Children and teenagers often have more serious and aggressive lupus disease than is seen in adults—especially severe kidney disease, which occurs in 60 percent of those under age 18. In fact, kidney involvement is a major contributor to death in children (and in adults) with lupus.
The treatment must be aggressive, and powerful. Amarissa’s doctors wanted to use chemotherapy. Usually associated with cancer, chemotherapy is often used for children and adults with active lupus kidney disease.
“They told me that chemotherapy would cause me to lose my hair, I could possibly get leukemia, I might not be able to have kids, and I could even die,” Amarissa remembers. “Kids? I hadn’t even thought about having kids. I was a kid! And die?
"Die from the treatment that was supposed to be helping me to live? But after all that, it was when they said that I couldn’t do gymnastics any more that I broke. I felt like I had lost a part of myself.”
In those early days of dealing with lupus, Amarissa faced a grim future: “I learned that a percentage of children whose kidneys are affected by lupus do not make it to adulthood,” she says. “It was like the lottery, but I had won it backwards.”

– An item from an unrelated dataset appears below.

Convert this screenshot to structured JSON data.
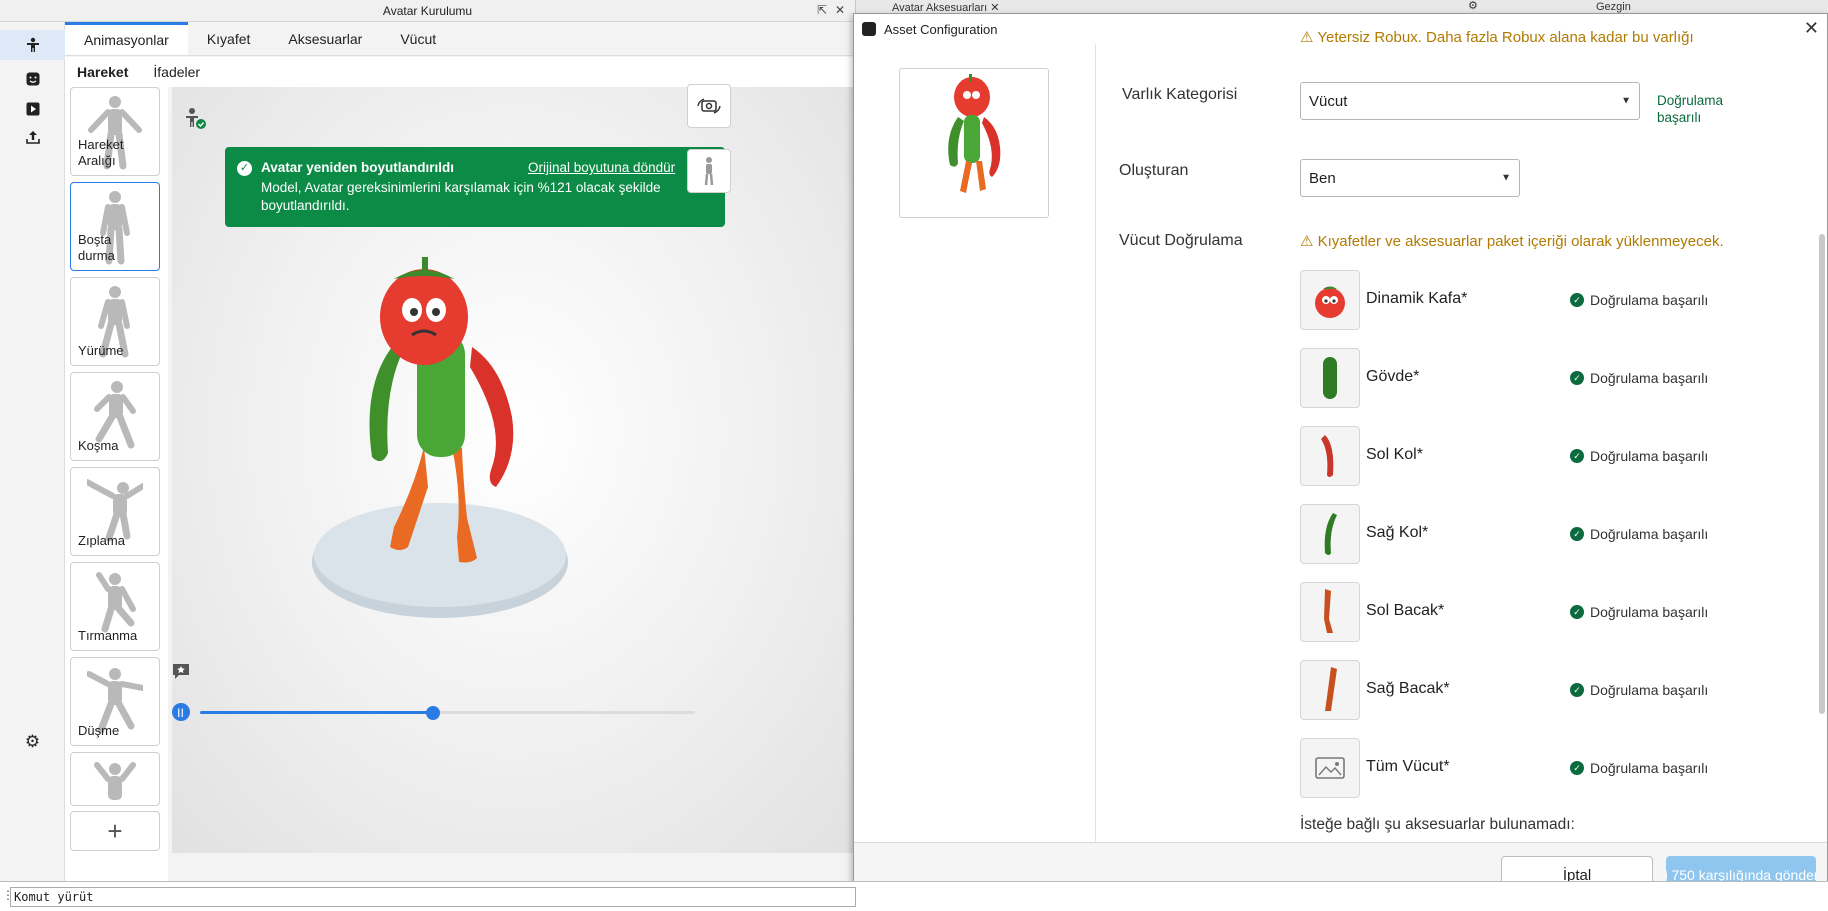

Now 18 and a senior in high school, Amarissa says she quickly realized that many people don’t know very much about lupus or how debilitating it can be. “I learned that the best way to fight lupus is to bring awareness and raise funds for research and development of new treatments.”

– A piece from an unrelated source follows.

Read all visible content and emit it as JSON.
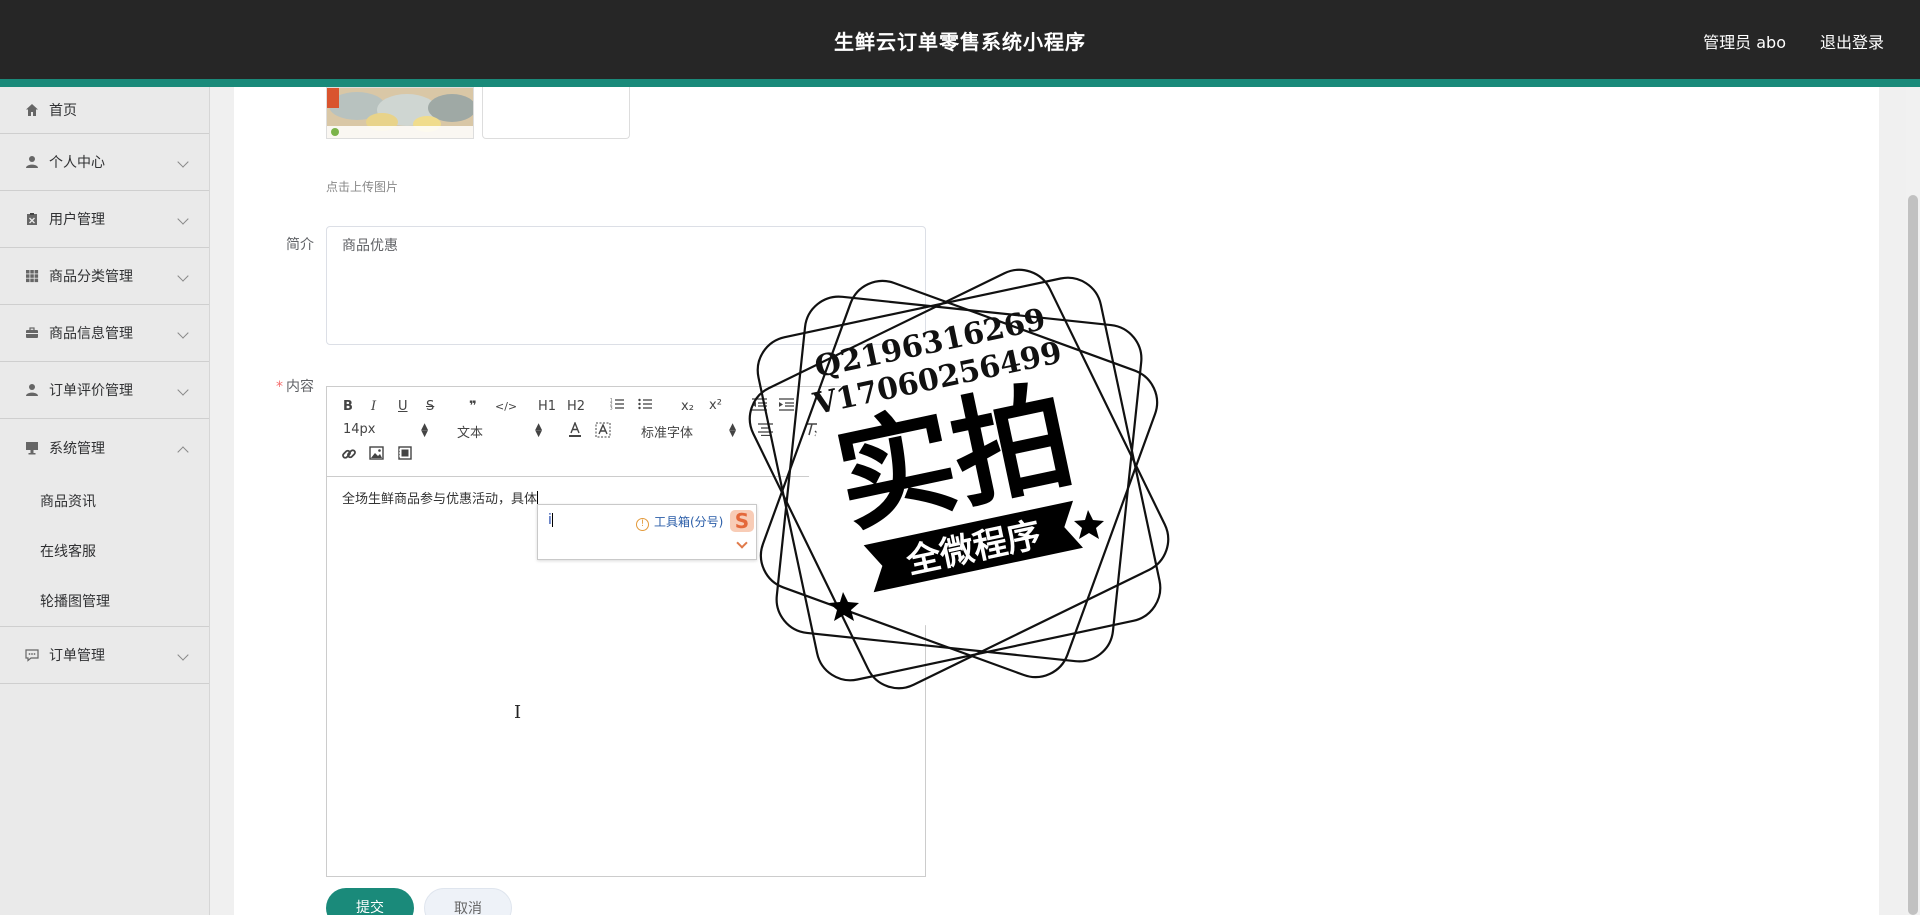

"I hope my voice is powerful enough to convince you to do everything you can so that no one battling lupus, and no child, will suffer any longer."
Over the past five years she has taken part in the Lupus Foundation of America’s Walk to End Lupus Now® events with her family. She serves as one of the Foundation’s Junior Ambassadors for lupus awareness, and has filmed a public service announcement on lupus awareness for the Foundation. She told her story in a YouTube video.

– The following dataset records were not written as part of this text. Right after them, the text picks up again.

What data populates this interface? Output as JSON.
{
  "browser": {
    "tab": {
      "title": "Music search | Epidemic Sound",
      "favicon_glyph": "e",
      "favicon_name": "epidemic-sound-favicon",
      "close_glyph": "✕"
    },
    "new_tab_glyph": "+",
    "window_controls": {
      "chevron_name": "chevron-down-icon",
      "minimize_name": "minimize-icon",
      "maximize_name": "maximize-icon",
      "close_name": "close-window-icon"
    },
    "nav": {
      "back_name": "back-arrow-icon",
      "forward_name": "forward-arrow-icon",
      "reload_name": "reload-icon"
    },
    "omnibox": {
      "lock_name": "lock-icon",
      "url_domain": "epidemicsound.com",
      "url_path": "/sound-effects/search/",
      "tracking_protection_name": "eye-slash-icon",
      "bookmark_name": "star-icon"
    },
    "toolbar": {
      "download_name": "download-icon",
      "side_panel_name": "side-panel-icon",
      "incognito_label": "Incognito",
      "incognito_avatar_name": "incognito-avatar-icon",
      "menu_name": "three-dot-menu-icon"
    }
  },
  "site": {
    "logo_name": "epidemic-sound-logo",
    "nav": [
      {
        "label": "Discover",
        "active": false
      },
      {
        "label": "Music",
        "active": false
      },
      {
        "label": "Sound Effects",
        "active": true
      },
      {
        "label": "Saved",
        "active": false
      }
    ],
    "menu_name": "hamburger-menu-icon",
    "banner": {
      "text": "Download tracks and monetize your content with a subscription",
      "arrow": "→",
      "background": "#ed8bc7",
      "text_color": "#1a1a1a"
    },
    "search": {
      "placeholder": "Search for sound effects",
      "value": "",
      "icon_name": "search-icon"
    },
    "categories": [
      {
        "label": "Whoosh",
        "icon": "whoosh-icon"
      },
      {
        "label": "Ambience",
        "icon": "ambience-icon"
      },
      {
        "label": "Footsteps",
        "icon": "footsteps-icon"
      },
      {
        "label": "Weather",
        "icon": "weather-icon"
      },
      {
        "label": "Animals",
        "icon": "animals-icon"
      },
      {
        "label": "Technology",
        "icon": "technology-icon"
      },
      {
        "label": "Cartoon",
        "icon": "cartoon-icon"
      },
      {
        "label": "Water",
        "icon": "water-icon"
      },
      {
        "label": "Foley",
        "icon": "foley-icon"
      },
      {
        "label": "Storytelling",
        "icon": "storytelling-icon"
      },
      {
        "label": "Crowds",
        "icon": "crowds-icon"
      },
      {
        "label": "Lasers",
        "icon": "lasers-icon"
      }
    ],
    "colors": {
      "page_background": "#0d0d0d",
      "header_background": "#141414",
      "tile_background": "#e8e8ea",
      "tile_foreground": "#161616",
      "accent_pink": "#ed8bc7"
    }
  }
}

Amarissa also spoke at a Congressional Briefing on Lupus, part of the National Lupus Advocacy Summit on Capitol Hill in March 2018. The focus of the Summit was the urgent medical needs of children and teens with lupus.
It is a harsh reality of lupus that 20 percent of lupus diagnoses are made in children and teens. These young people face a lifetime of physical and emotional damage from treatment-related complications and the harsh side effects from the strong medications now used to keep lupus in check.
That is why one of the Lupus Foundation of America’s most critical goals is the development of tolerable and targeted treatments—especially for children. The LFA is the only national nonprofit health organization with a dedicated program to support research in childhood lupus.
Amarissa’s story is one of ongoing adversity and pain—and determination to triumph over frightening odds.
“I want my voice to be heard. We need funding. We need research. We need a cure. I am just one voice, but I hope my voice is powerful enough to convince you to do everything you can so that no one battling lupus, and no child, will suffer any longer.”
With your help, the Lupus Foundation of America can make Amarissa’s words come true.